The breach at Target Corp in late 2013 springs to mind for a number of reasons.  It is understood the attack initiated at a third party vendor, an air conditioning subcontractor through a phishing email.  User education with regards to the opening of emails may have been able to stop such an attack from escalating.

An assessment by security experts at Verizon noted that while Target had a password policy, it was not followed.  A file containing valid network credentials was found stored on several servers, with weak or default passwords used on many internal systems.

It was also reported that many systems were found to be unpatched, something a patch management policy should have covered even after Target’s security systems warned of possible issues.

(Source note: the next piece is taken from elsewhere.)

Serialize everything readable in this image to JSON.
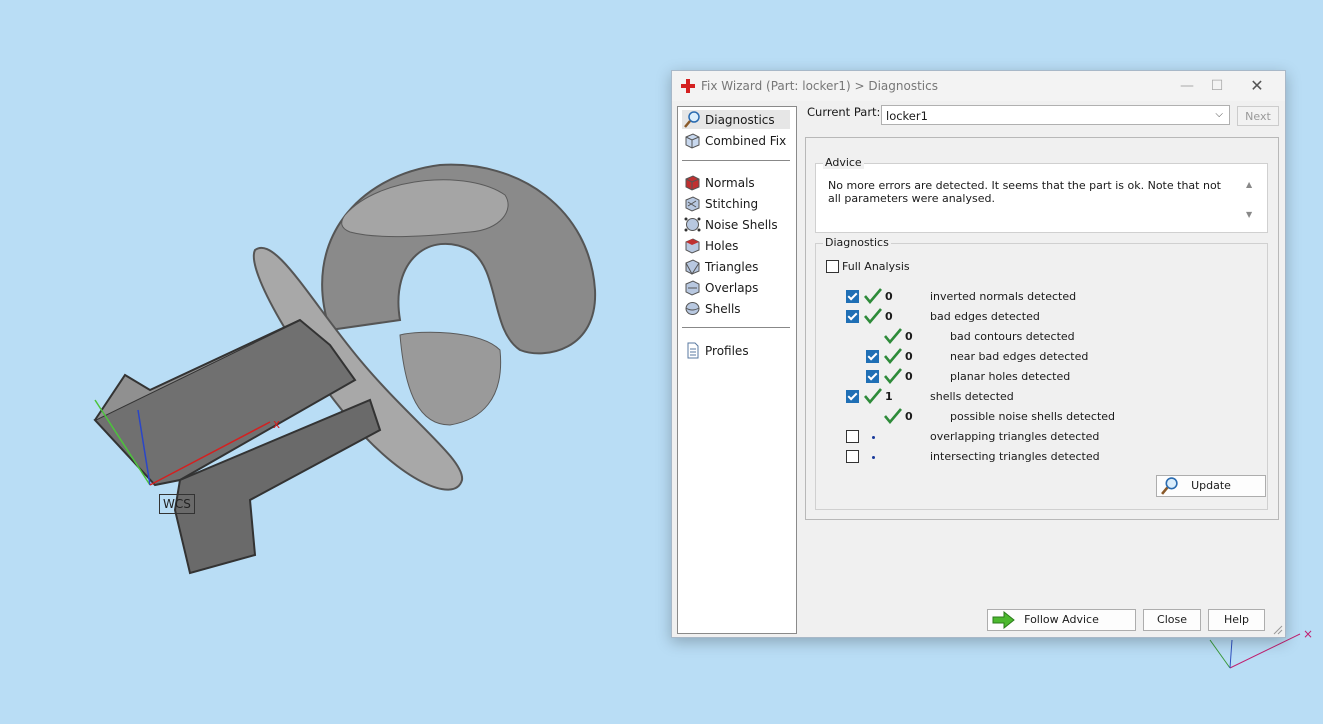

No credible incident response plan was in place, as a Target statement at the time highlighted that after the company learned criminals had entered the network, the team decided it did not warrant immediate follow-up.

Do you expect to see people and process strategies around security improving this year?

Security is finally climbing up organizations’ agendas, so hopefully improvements around people and processes will continue to be made.

Communications and information flow between the organization and its employees is vital – the risks and potential consequences need to be understood by employees through continued user education.  It’s arguably the most cost effective approach to improving the security posture of any organization.

However, cybercriminals only need to find one hole in the defense, whereas as security professionals, we have to secure all.  It’s never going to be an easy task, but sound user education and relevant processes are now more important than ever and should never be underestimated.